I offered my Mass intention on Monday for the parents of Alfie Evans. It is almost impossible to imagine what they have been through. Alfie himself, I am sure, rests in the loving arms of his heavenly Father, a significant consideration to temper the grief for those who have faith, but not one that could ever justify the ending of a life because it was burdensome.
Ironically, the reality that Alfie was going to a better place was not a factor informing the considerations of the secular court, which made its determination that it was in his “best interests” to die even more incomprehensible, given that, by all accounts, a reasonable alternative was readily available and the child was not in pain.
I had a sagacious Old Testament professor who used to say: “Specialists create their own specialisations.” The tragic unfolding of this case reminded me of his axiom. I have a profound unease at the way these events unfolded and really struggle to understand their significance given the opposed opinions of bodies I am ordinarily disposed to respect, such as our own bishops’ conference, the US bishops’ conference and the Anscombe Bioethics Centre.
I am sure there are considerations of which I am unaware. But I am suspicious of the idea that a decision to end a life because it is burdensome is so specialist as to be incomprehensible to the sensibilities not just of loving parents but also of some Catholic hierarchies, to Catholic medical ethicists and even to some secular governments. The idea that only “fundamentalists” oppose what happened is actually a projection of the state’s own stance.
We were asked to accept the premise that Alfie’s best interest was to die now, despite a clear alternative being presented. Ordinary people – not fundamentalists – find this very hard to understand. I think this is because the ethic deciding such an outcome for that little child was a purely scientific one, not one informed by metaphysical or theological considerations. To be sure, it is not Catholic teaching to maintain biological life at all costs, but in the world of common sense there is a readily perceptible difference between maintaining life at all costs and maintaining it at the cost of simply trying a practicable alternative freely available.

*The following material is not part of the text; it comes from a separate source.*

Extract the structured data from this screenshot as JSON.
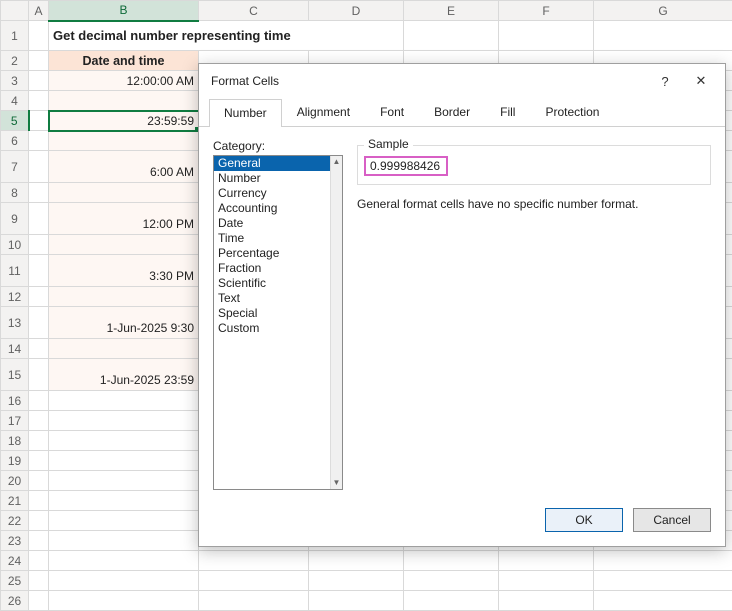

To balance the certain outcome of withdrawing treatment and nourishment against the hypothesis that this person cannot improve, and then opt for the former really does seem to me to be playing God. The law is being compelled to uphold not the sovereignty of life, but that of the medical profession, and by extension the right to end life according to a specialist state-determined ethic of what makes a life burdensome or worthwhile.